Okay, so I didn't want to get in trouble for having a swear word in my title--that's the only reason I spelled it without the 'n'. So don't even think about correcting my spelling, because I am in no mood for it.
But honestly--ever have one of those moments where the fates conspire against even the slightest chance you have at a love--or lust--life by means of piddly coincidences that then become insurmountable obstacles, if only because you wrap them in more layers of anguish than that kid from A Christmas Story? Yeah, we're talking some serious overdramatizing, but I can't help myself.
I'm at the Bookstore Cafe, not thinking about Big Block of Cheese Day or anything to do with Aaron Sorkin. No, I am prepping a set of submissions for the Amy Lowell Travelling Poet Prize, due in Boston by Saturday. Yesh: thank God for express mail. Anyway, the prize itself is $47,900, with which the poet must spend 12 consecutive months outside North America or the possessions of any of its countries. I know I could have said a year, but that has different meanings to those within and without the academic system. I discovered this prize last night, while I should have been reading Hegel and Kristeva on the purpose of poetry...and before I spent four delightful, wicked and totally unproductive hours with Greg Ramsower and Jake Teitgen in the Keough dining room. Though I did learn that a house of brands is where the parent company, like Johnson & Johnson, spreads like a roof over the bricks of its brands, while brands of house appear to be like--correct me if I'm wrong--Apple, where you have the iPod and the iBook and iTunes, but all are pasted with the Apple logo.
Back to the point: upon discovering this prize, I immediately started--no, not revising poems for submission--looking for long term cottage rentals in Australia, Ireland, Scotland and Spain. Yup. Smart.
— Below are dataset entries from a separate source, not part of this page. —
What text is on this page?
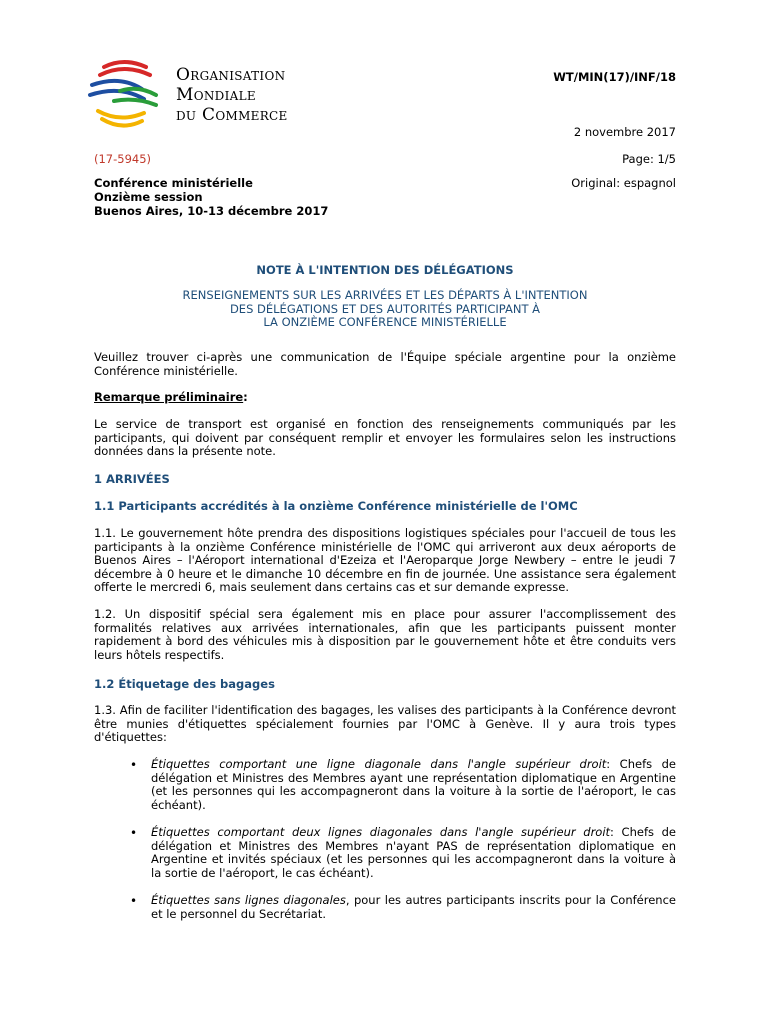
Organisation
Mondiale
du Commerce
WT/MIN(17)/INF/18
2 novembre 2017
(17-5945)	Page: 1/5
Conférence ministérielle
Onzième session
Buenos Aires, 10-13 décembre 2017
Original: espagnol
NOTE À L'INTENTION DES DÉLÉGATIONS
RENSEIGNEMENTS SUR LES ARRIVÉES ET LES DÉPARTS À L'INTENTION
DES DÉLÉGATIONS ET DES AUTORITÉS PARTICIPANT À
LA ONZIÈME CONFÉRENCE MINISTÉRIELLE
Veuillez trouver ci-après une communication de l'Équipe spéciale argentine pour la onzième Conférence ministérielle.
Remarque préliminaire:
Le service de transport est organisé en fonction des renseignements communiqués par les participants, qui doivent par conséquent remplir et envoyer les formulaires selon les instructions données dans la présente note.
1 ARRIVÉES
1.1 Participants accrédités à la onzième Conférence ministérielle de l'OMC
1.1. Le gouvernement hôte prendra des dispositions logistiques spéciales pour l'accueil de tous les participants à la onzième Conférence ministérielle de l'OMC qui arriveront aux deux aéroports de Buenos Aires – l'Aéroport international d'Ezeiza et l'Aeroparque Jorge Newbery – entre le jeudi 7 décembre à 0 heure et le dimanche 10 décembre en fin de journée. Une assistance sera également offerte le mercredi 6, mais seulement dans certains cas et sur demande expresse.
1.2. Un dispositif spécial sera également mis en place pour assurer l'accomplissement des formalités relatives aux arrivées internationales, afin que les participants puissent monter rapidement à bord des véhicules mis à disposition par le gouvernement hôte et être conduits vers leurs hôtels respectifs.
1.2 Étiquetage des bagages
1.3. Afin de faciliter l'identification des bagages, les valises des participants à la Conférence devront être munies d'étiquettes spécialement fournies par l'OMC à Genève. Il y aura trois types d'étiquettes:
• Étiquettes comportant une ligne diagonale dans l'angle supérieur droit: Chefs de délégation et Ministres des Membres ayant une représentation diplomatique en Argentine (et les personnes qui les accompagneront dans la voiture à la sortie de l'aéroport, le cas échéant).
• Étiquettes comportant deux lignes diagonales dans l'angle supérieur droit: Chefs de délégation et Ministres des Membres n'ayant PAS de représentation diplomatique en Argentine et invités spéciaux (et les personnes qui les accompagneront dans la voiture à la sortie de l'aéroport, le cas échéant).
• Étiquettes sans lignes diagonales, pour les autres participants inscrits pour la Conférence et le personnel du Secrétariat.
But now, as the deadline looks closer, I am in the Bookstore Cafe, selecting and revising, when who should appear but someone we shall call AH. He's looking very cute and Londonesque as always, very nice black wool peacoat, hair curling just past the unpopped collar, and accompanied by a companion of the young-male-teen persuasion. The situation reeks of Big Brother-ness, which only makes him more appealing.
He comes over and says hi, asks what I'm doing, etc. Charming, between bouts of advising his protege. We close the conversation with him saying he'd like to read some of my work, and that he'd like me to read some of his. I stumble over an idiot's version of "I'd be delighted to" and then he leans over to pat my shoulder at exactly the same moment that I shift in my seat. I do this so I can face him, as opposed to talking sideways, but I'm fairly certain it comes across as "the last thing I want you to do is touch me." When really I'd like it to be both first and last and everything in between.
Honestly, I like him, I think he's incredibly smart and funny and quite attractive, but I'm not stalkerish crazy about him. From all my sources I know that he's fairly well attached to someone else, and I have no jealous-rage issues about that, which tells me that my attraction is pretty superficial. But I really want him to think I'm as cool a friend-type person as I think he is, and subsequently I will spend the next hour and a half obsessing over the chance that now he thinks I have a) a personal disdain for him or b) a general phobia about being touched, neither of which is even remotely true except maybe the last one and only by strangers.
Great. And now the cafe has been invaded by middle school creatures who don't know enough to turn off their iPods if they're going to let the earbuds dangle. Just great. At least one of them has the decency to have brought a well-loved copy of Harry Potter and the Goblet of Fire. It's not quite enough to redeem the whole gaggle, but it's close.